Hair cuts
「まったく、バカな親父持つと苦労するわ」

浩人は口癖のように言ったが、そう言う時の浩人はどこか誇らしげだった。こいつは親父のことが大好きなのだ。アル中で、暴力的な親父のことを尊敬している。

俺はそんな浩人親子の関係が実は羨ましかった。浩人が美容師の道を志したのももちろん親父の影響だ。

(親父の店を継ごうと思うんだ。でも、むさくるしい男の髭をそったりバリカンで丸刈りにするのはごめんだねだからさ、俺は美容師になる。いずれは理・美容店にするつもりだ。親父、おればっかり若いお姉ちゃん相手にしてるの見たら悔しがるだろうな。ハハハ…)

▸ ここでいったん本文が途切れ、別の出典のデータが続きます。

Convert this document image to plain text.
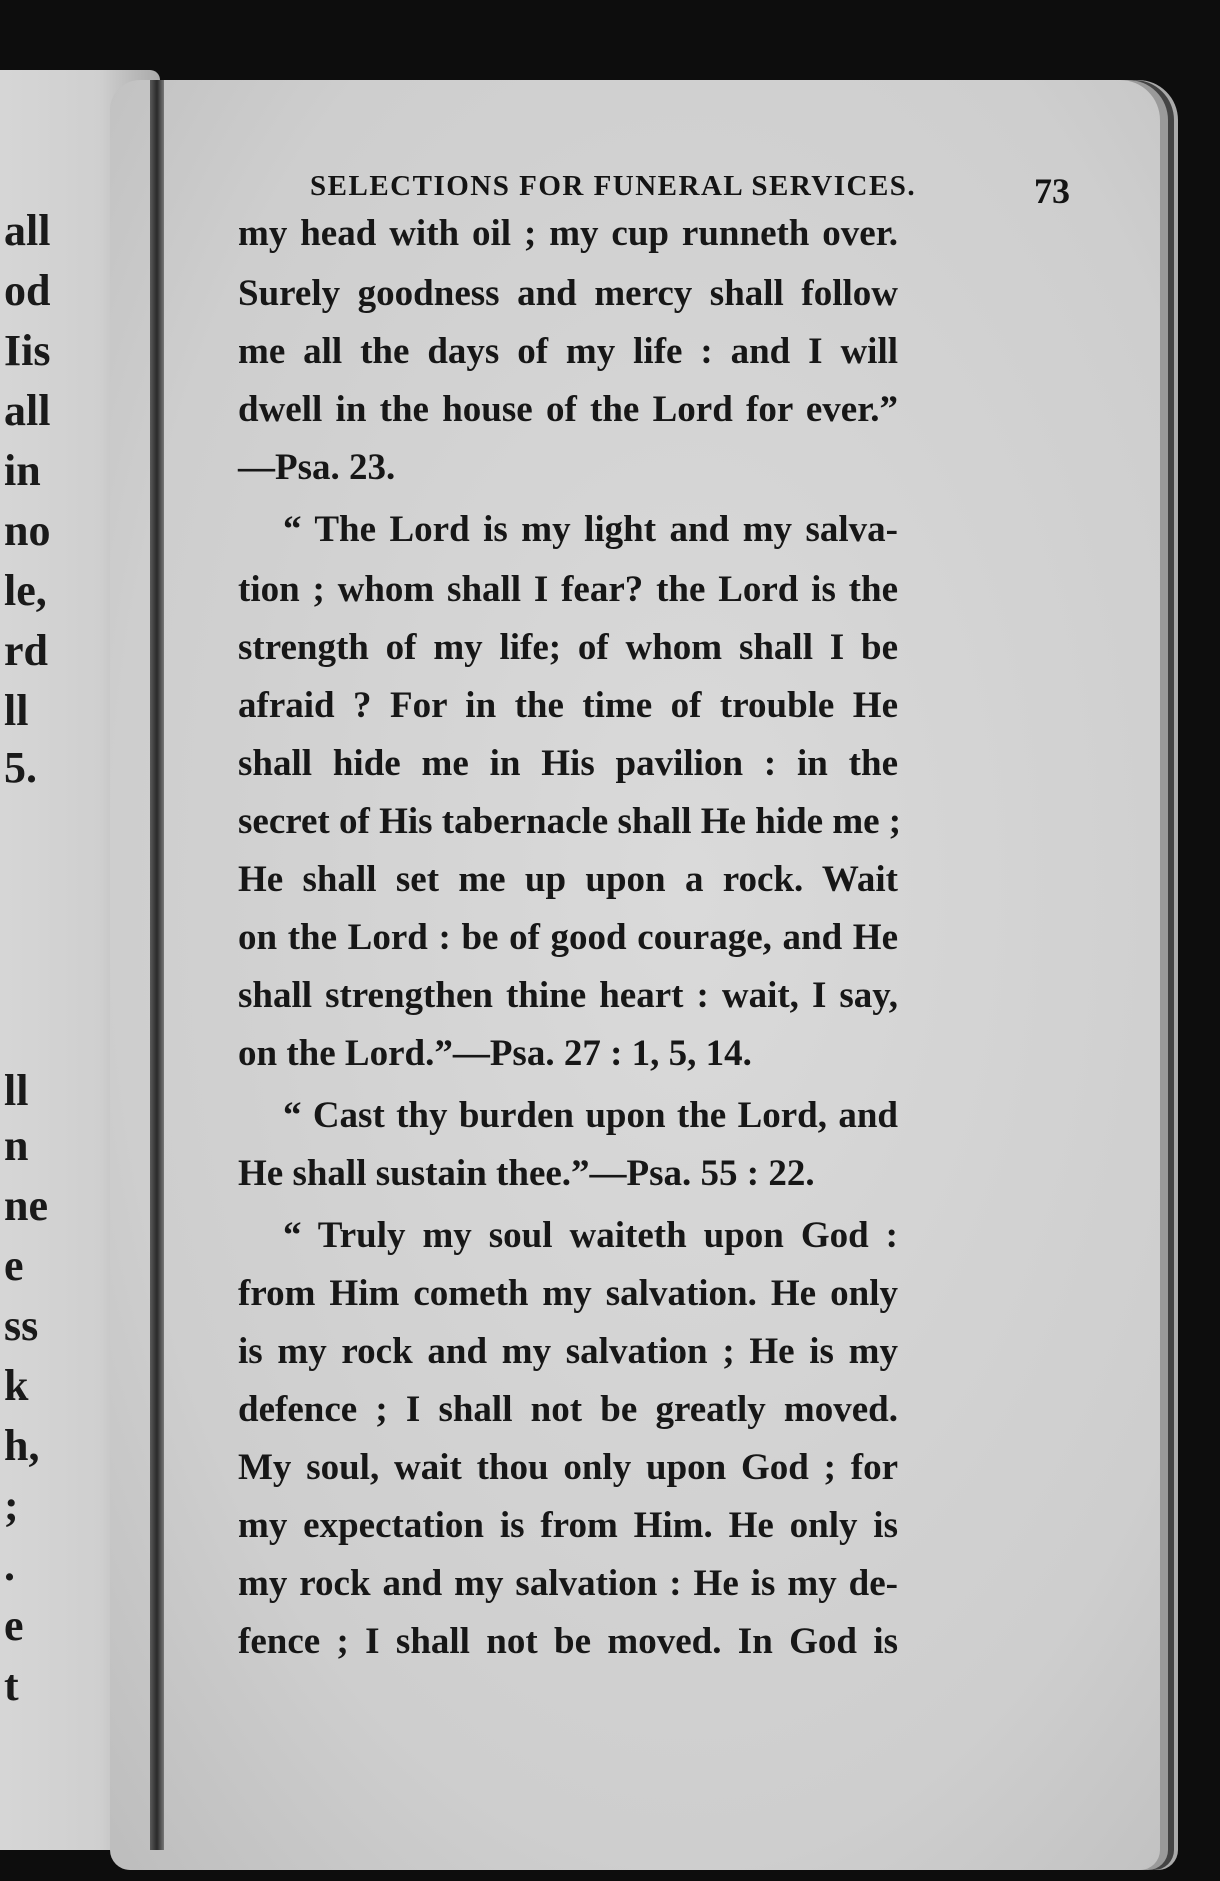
all
od
Iis
all
in
no
le,
rd
ll
5.
ll
n
ne
e
ss
k
h,
;
.
e
t
SELECTIONS FOR FUNERAL SERVICES.	73
my head with oil ; my cup runneth over.
Surely goodness and mercy shall follow
me all the days of my life : and I will
dwell in the house of the Lord for ever.”
—Psa. 23.
“ The Lord is my light and my salva-
tion ; whom shall I fear? the Lord is the
strength of my life; of whom shall I be
afraid ? For in the time of trouble He
shall hide me in His pavilion : in the
secret of His tabernacle shall He hide me ;
He shall set me up upon a rock. Wait
on the Lord : be of good courage, and He
shall strengthen thine heart : wait, I say,
on the Lord.”—Psa. 27 : 1, 5, 14.
“ Cast thy burden upon the Lord, and
He shall sustain thee.”—Psa. 55 : 22.
“ Truly my soul waiteth upon God :
from Him cometh my salvation. He only
is my rock and my salvation ; He is my
defence ; I shall not be greatly moved.
My soul, wait thou only upon God ; for
my expectation is from Him. He only is
my rock and my salvation : He is my de-
fence ; I shall not be moved. In God is
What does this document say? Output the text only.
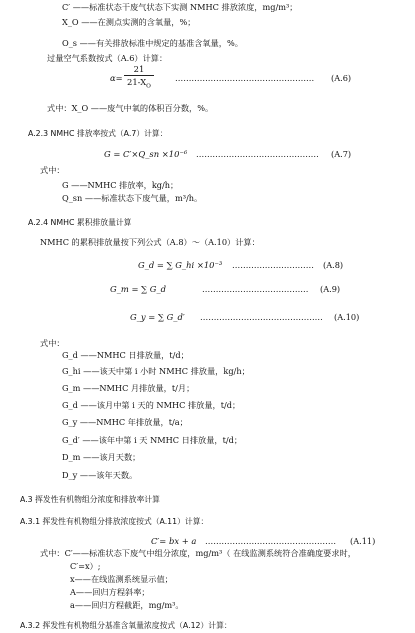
C′ ——标准状态干废气状态下实测 NMHC 排放浓度，mg/m³；
X_O ——在测点实测的含氧量，%；
O_s ——有关排放标准中规定的基准含氧量，%。
过量空气系数按式（A.6）计算：
α=
21
$21-X_O$
…………………………………………… (A.6)
式中：X_O ——废气中氧的体积百分数，%。
A.2.3 NMHC 排放率按式（A.7）计算：
G = C′×Q_sn ×10⁻⁶ ……………………………………… (A.7)
式中：
G ——NMHC 排放率，kg/h；
Q_sn ——标准状态下废气量，m³/h。
A.2.4 NMHC 累积排放量计算
NMHC 的累积排放量按下列公式（A.8）～（A.10）计算：
G_d = ∑ G_hi ×10⁻³ ………………………… (A.8)
G_m = ∑ G_d	………………………………… (A.9)
G_y = ∑ G_d′ ……………………………………… (A.10)
式中：
G_d ——NMHC 日排放量，t/d；
G_hi ——该天中第 i 小时 NMHC 排放量，kg/h；
G_m ——NMHC 月排放量，t/月；
G_d ——该月中第 i 天的 NMHC 排放量，t/d；
G_y ——NMHC 年排放量，t/a；
G_d′ ——该年中第 i 天 NMHC 日排放量，t/d；
D_m ——该月天数；
D_y ——该年天数。
A.3 挥发性有机物组分浓度和排放率计算
A.3.1 挥发性有机物组分排放浓度按式（A.11）计算：
C′= bx + a ………………………………………… (A.11)
式中：C′——标准状态下废气中组分浓度，mg/m³（ 在线监测系统符合准确度要求时，
C′=x）;
x——在线监测系统显示值；
A——回归方程斜率；
a——回归方程截距，mg/m³。
A.3.2 挥发性有机物组分基准含氧量浓度按式（A.12）计算：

いつも一緒にばかやってる浩人が、意外にも真面目に将来のことを考えていると知って、ずいぶん焦ったっけ。

美容師か。かっこいいな。俺も、なろうかな。

おう、なれなれ。一緒にカリスマ美容師目指すべよ!

そういうわけで俺も浩人と一緒に美容学校に進学した。浩人と一緒なら退屈しないだろと思ったし。

ああ、俺、愛華のこととやかく言う権利ないな。俺も浩人に依存してるわ。